Ciacarare modenese: il filone, furbacchione amato da grandi e piccini

Filone (in dialetto filòun): umano persuasivo e pervicace in grado di rimodellare la realtà a suo piacimento allo scopo di raggiungere la propria piena soddisfazione a scapito di quella altrui. Il termine deriva dal francese filon, ovvero vena, riferito a chi trova una miniera d’oro. Il filone è un seduttore nato, un propagandista di se’ capace di tessere tele diaboliche per irretire chiunque passi presso la sua trappola. Caratteristica del filòun è quella dell’evidenza del suo piano, nel senso che chiunque sia dotato di una dose minima di marùga funzionante è in grado di accorgersi delle strategie impuffatorie del filone, eppure al filone è permesso tutto proprio perché, in quanto filone, egli risulta irresistibile. Il filone di solito è già pienamente sviluppato in età scolare, quando riesce a portare a casa degli 8 senza aver studiato anche al cospetto di algide maestre-nazi (al contrario di chi scrive che prendeva 3 anche quando studiava).

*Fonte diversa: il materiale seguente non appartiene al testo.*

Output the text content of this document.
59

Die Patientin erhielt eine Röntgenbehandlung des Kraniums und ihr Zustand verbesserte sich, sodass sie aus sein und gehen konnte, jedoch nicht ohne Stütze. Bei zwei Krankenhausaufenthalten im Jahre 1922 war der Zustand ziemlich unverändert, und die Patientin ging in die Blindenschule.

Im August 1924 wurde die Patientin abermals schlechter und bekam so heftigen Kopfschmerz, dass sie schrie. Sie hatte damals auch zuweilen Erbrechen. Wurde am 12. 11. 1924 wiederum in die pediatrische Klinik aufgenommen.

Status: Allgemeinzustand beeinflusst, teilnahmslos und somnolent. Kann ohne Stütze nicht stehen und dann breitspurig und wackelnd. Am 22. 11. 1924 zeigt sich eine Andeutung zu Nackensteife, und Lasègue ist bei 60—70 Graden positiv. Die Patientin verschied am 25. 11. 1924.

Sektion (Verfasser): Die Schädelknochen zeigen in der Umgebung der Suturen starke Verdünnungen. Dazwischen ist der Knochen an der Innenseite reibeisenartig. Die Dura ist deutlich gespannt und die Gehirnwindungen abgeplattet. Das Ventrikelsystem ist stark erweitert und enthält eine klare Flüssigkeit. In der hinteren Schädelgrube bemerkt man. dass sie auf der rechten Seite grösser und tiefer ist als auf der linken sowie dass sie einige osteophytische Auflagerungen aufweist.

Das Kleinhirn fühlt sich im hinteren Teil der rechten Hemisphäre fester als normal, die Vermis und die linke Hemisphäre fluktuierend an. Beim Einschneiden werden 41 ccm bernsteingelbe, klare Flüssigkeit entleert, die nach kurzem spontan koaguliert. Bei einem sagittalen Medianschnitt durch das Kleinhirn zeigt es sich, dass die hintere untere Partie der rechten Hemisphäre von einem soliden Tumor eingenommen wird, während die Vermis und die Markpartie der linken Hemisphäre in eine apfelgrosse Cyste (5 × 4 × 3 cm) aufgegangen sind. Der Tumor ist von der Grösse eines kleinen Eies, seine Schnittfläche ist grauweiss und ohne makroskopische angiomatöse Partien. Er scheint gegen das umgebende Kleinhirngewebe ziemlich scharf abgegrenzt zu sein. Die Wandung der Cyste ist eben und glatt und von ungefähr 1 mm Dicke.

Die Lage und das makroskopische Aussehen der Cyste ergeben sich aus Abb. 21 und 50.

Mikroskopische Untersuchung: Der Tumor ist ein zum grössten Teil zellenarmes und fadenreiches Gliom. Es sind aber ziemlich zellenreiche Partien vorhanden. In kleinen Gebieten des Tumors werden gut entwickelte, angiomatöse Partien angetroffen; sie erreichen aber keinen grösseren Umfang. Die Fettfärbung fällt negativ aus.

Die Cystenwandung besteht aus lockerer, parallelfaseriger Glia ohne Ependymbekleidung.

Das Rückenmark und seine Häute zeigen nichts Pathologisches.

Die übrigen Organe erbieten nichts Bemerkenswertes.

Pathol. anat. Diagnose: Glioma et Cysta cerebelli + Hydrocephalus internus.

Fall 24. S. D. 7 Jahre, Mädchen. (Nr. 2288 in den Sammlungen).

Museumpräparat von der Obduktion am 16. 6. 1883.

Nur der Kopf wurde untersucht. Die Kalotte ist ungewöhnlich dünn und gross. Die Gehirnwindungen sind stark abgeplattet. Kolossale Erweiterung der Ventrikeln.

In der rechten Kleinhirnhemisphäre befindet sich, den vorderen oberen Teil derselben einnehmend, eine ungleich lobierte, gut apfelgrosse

Il filone quindi appare platealmente figli’ndrocchia, ma dato che molta gente adora i figl’ndrocchia e ama farsi deflorare, il filone trova spalancate le disponibili gambe di chi vuole farcire. Ne sanno qualcosa certi rigogliosi germogli femminili i quali decidono, davanti allo charme venefico da rettile dell’Eden del filone, di farsi infilonare con entusiasmo fino al giorno in cui ci restano da bestia scoprendo che il filone si infilonava bellamente altre pulzelle. Credete forse che questo le dissuada dal desiderare ugualmente il filone? Per nulla, amigos: passeranno i loro restanti anni a rimpiangere quel filone che le mise in croce e sistemò sulla loro testa una corona di corna. Alcuni filoni non si limitano a scippare il cuore delle ingenue fanciulle ma ne violano anche il conto corrente. Si mettano però il cuore in pace coloro che filoni non sono: filoni si nasce, non si diventa. Chi si improvvisa filone non avendone la struttura genetica, scopre ben presto che tutti lo nasano al primo minuto del primo tempo, negandogli ogni fiducia in ambito di dazione economica o – figuriamoci! – vulvacea.